The trick is - Naugatuck Valley is in Connecticut.
Aside from the logistical questions of family visits - Christina's family is in Boston, mine was in New York, and now mine will be split between NY and Connecticut - it also means that my parents will likely sell the house.
I grew up in this house and most of my memories are here - heck, we even buried 2 dogs in the backyard. But soon, they'll sell it, and the house will be someone else's - or more likely, torn down so someone can build a 2-3 family house.
But, then again, I haven't lived here in forever. It's not my home, and hasn't been for over a decade. It's always nice to visit and stay with my parents, but it doesn't feel like home. I slept in the basement while here, and while it is comfortable - it makes it clear I am a guest.
The things we hang onto from our youth are never quite the same when we revisit them in adulthood.
And yet, we are loathe to let them go.
So, while home (I swear this is connected in my head), my family and I went to see Indiana Jones and the Kingdom of the Crystal Skull.
I'd read mixed reviews of it - more positive than negative, but many of them laced with a jaded 'it's not quite the same, but it tries' attitude.
I went into it hoping it would be like coming home, but wary that it could never be quite the same.
George Lucas' weird assertions that no-one would like the movie, because it could never match the fan's anticipated version made me worry as well.
On some level, maybe he was onto something. Were the things I hated about the Star Wars prequels (though, truth be told, I only disliked the first one - I felt the prequels got better in sequence) things I tolerated in the originals? Clunky dialogue, too much showy stuff and not enough emotion, that sort of thing?
Or was he offbase, and just took the wrong message from the fan drubbing of his prequels?
Did we dislike them because they could never be all that we'd imagined?
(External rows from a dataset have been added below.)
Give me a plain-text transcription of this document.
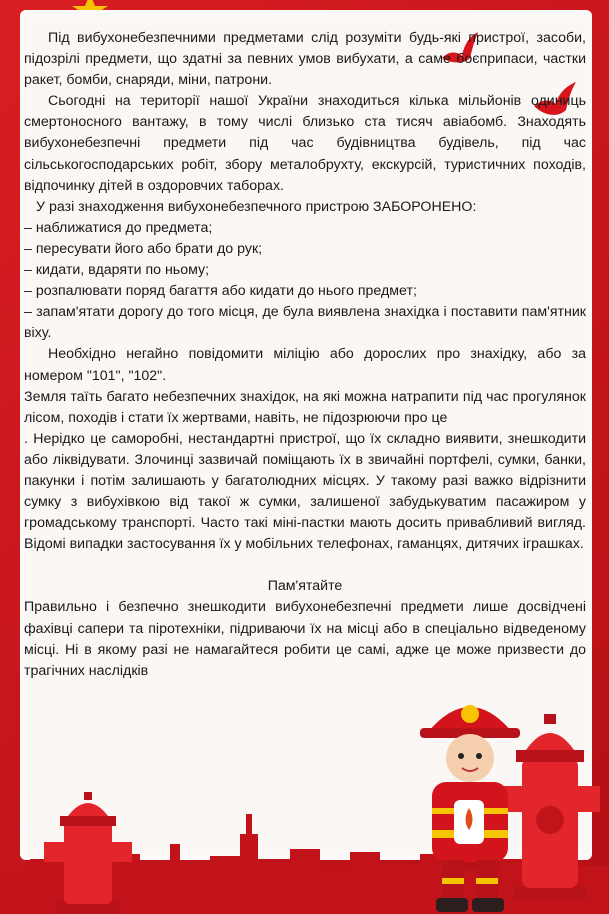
Під вибухонебезпечними предметами слід розуміти будь-які пристрої, засоби, підозрілі предмети, що здатні за певних умов вибухати, а саме боєприпаси, частки ракет, бомби, снаряди, міни, патрони.

Сьогодні на території нашої України знаходиться кілька мільйонів одиниць смертоносного вантажу, в тому числі близько ста тисяч авіабомб. Знаходять вибухонебезпечні предмети під час будівництва будівель, під час сільськогосподарських робіт, збору металобрухту, екскурсій, туристичних походів, відпочинку дітей в оздоровчих таборах.

У разі знаходження вибухонебезпечного пристрою ЗАБОРОНЕНО:

– наближатися до предмета;

– пересувати його або брати до рук;

– кидати, вдаряти по ньому;

– розпалювати поряд багаття або кидати до нього предмет;

– запам'ятати дорогу до того місця, де була виявлена знахідка і поставити пам'ятник віху.

Необхідно негайно повідомити міліцію або дорослих про знахідку, або за номером "101", "102".

Земля таїть багато небезпечних знахідок, на які можна натрапити під час прогулянок лісом, походів і стати їх жертвами, навіть, не підозрюючи про це

. Нерідко це саморобні, нестандартні пристрої, що їх складно виявити, знешкодити або ліквідувати. Злочинці зазвичай поміщають їх в звичайні портфелі, сумки, банки, пакунки і потім залишають у багатолюдних місцях. У такому разі важко відрізнити сумку з вибухівкою від такої ж сумки, залишеної забудькуватим пасажиром у громадському транспорті. Часто такі міні-пастки мають досить привабливий вигляд. Відомі випадки застосування їх у мобільних телефонах, гаманцях, дитячих іграшках.

Пам'ятайте

Правильно і безпечно знешкодити вибухонебезпечні предмети лише досвідчені фахівці сапери та піротехніки, підриваючи їх на місці або в спеціально відведеному місці. Ні в якому разі не намагайтеся робити це самі, адже це може призвести до трагічних наслідків
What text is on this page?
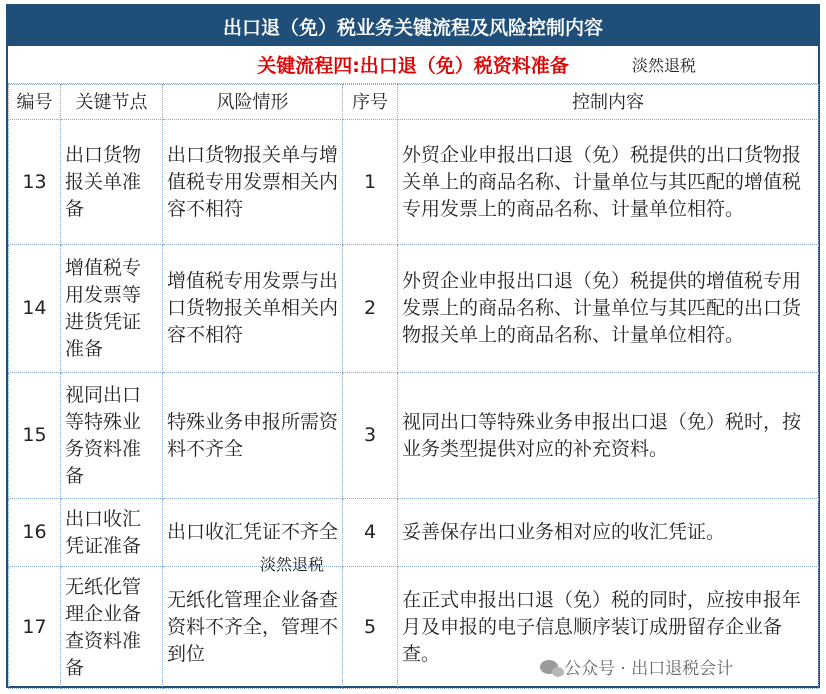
出口退（免）税业务关键流程及风险控制内容
关键流程四:出口退（免）税资料准备	淡然退税
编号	关键节点	风险情形	序号	控制内容
13	出口货物报关单准备	出口货物报关单与增值税专用发票相关内容不相符	1	外贸企业申报出口退（免）税提供的出口货物报关单上的商品名称、计量单位与其匹配的增值税专用发票上的商品名称、计量单位相符。
14	增值税专用发票等进货凭证准备	增值税专用发票与出口货物报关单相关内容不相符	2	外贸企业申报出口退（免）税提供的增值税专用发票上的商品名称、计量单位与其匹配的出口货物报关单上的商品名称、计量单位相符。
15	视同出口等特殊业务资料准备	特殊业务申报所需资料不齐全	3	视同出口等特殊业务申报出口退（免）税时，按业务类型提供对应的补充资料。
16	出口收汇凭证准备	出口收汇凭证不齐全	4	妥善保存出口业务相对应的收汇凭证。
17	无纸化管理企业备查资料准备	无纸化管理企业备查资料不齐全，管理不到位	5	在正式申报出口退（免）税的同时，应按申报年月及申报的电子信息顺序装订成册留存企业备查。
淡然退税
公众号 · 出口退税会计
Or because they were bad?
And what about Indy? Would I hate in it things I tolerated or even admired in the originals?
Well, I saw it tonight.
And it was great.
Lucas is wrong. Because it wasn't the movie I wrote in my head (don't ask), yet I enjoyed it immensely.
It isn't perfect - the ending is weaker than the rest, and some of the Area 51 stuff pans out in the end to be a bit broad for my tastes, and one character has one switch of allegiance too many.
But it is a blast.
I recommend it.
Shut off the jadedness that comes with age. Just sit back and enjoy it the way you did the originals. I think you'll feel like you came home.
And when you can come home, enjoy it. Because it won't always be there.